La Unión Europea ha celebrado esta semana su última cumbre del año, una reunión sin decisiones trascendentales que ha servido sobre todo para tratar de diseñar estrategias comunes ante las previsibles turbulencias que acarreará la vuelta de Donald Trump a la Casa Blanca dentro de un mes. Precisamente, el presidente electo de EE UU ha aprovechado la circunstancia de la cumbre para enviar un mensaje claro a los Veintisiete: si no compran más petróleo y gas a su país, les impondrá una oleada de nuevos aranceles. La guerra comercial es, junto a las serias dudas sobre la continuidad de las ayudas estadounidenses a Ucrania, uno de los factores más críticos del año geopolítico que se avecina.
La respuesta ante estos desafíos solo puede ser una: la unidad. Desgraciadamente, no es algo tan evidente en la Europa de hoy. No solo la Hungría de Orbán —que a finales de año cede a Polonia la presidencia de turno del Consejo de la UE— libra un boicoteo constante a las iniciativas comunitarias; tampoco la Eslovaquia de Fico es una garantía de consenso.

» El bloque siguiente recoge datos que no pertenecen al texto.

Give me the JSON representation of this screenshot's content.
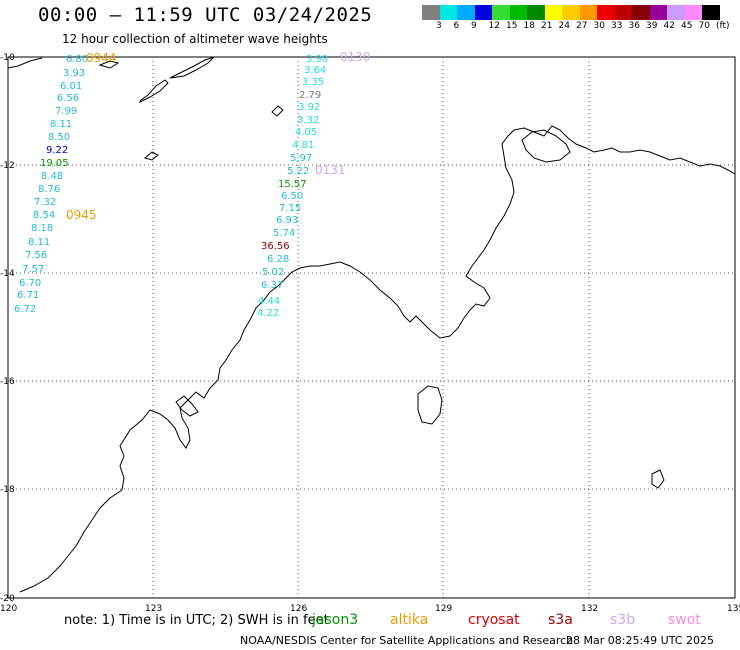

Por su parte, no es previsible que la Italia de Meloni rompa la unidad de forma palmaria, pero podría intentar perfilarse como socia privilegiada del dúo Trump-Musk. Para colmo, las dos mayores economías del continente pasan por horas bajas: Francia atraviesa una profunda crisis política y Alemania se encamina hacia un laborioso proceso electoral.
Pese a todo, la posibilidad de pactar una respuesta conjunta se complica pero no desaparece del todo. En materia comercial, porque las competencias son comunitarias y el bloqueo requiere minorías consistentes. Cabe pues la posibilidad de negociar con vigor con un Donald Trump crecido. Por ejemplo, jugando cartas que puedan tener sentido dentro de la disparidad: desde la compra de gas para seguir eliminando la dependencia residual de Rusia o la compra de armas que la UE no tiene capacidad de producir con rapidez.
Respecto a la defensa de Ucrania, en cambio, la acción tendrá que darse sobre todo en el ámbito de Estados miembros y en coordinación con otros, como el Reino Unido, ya que la Unión se ve sometida en este terreno al constante torpedeo de Viktor Orbán. El objetivo realista es sostener a Ucrania frente a la invasión para convencer a Putin de que no le conviene prolongar la guerra. Si el Kremlin percibe que Kiev está cerca de desmoronarse, no parará. Si, al contrario, percibe que el coste militar y económico de seguir se le hace insostenible, tal vez se avenga a negociar la paz. Es cierto que Rusia está cosechando preocupantes avances en el frente, pero el desgaste se perfila como difícilmente asumible a largo plazo. Guardadas todas las proporciones, entre la guerra tradicional y la guerra comercial la Unión Europea se juega el futuro inmediato. Es decir, su prosperidad y su seguridad.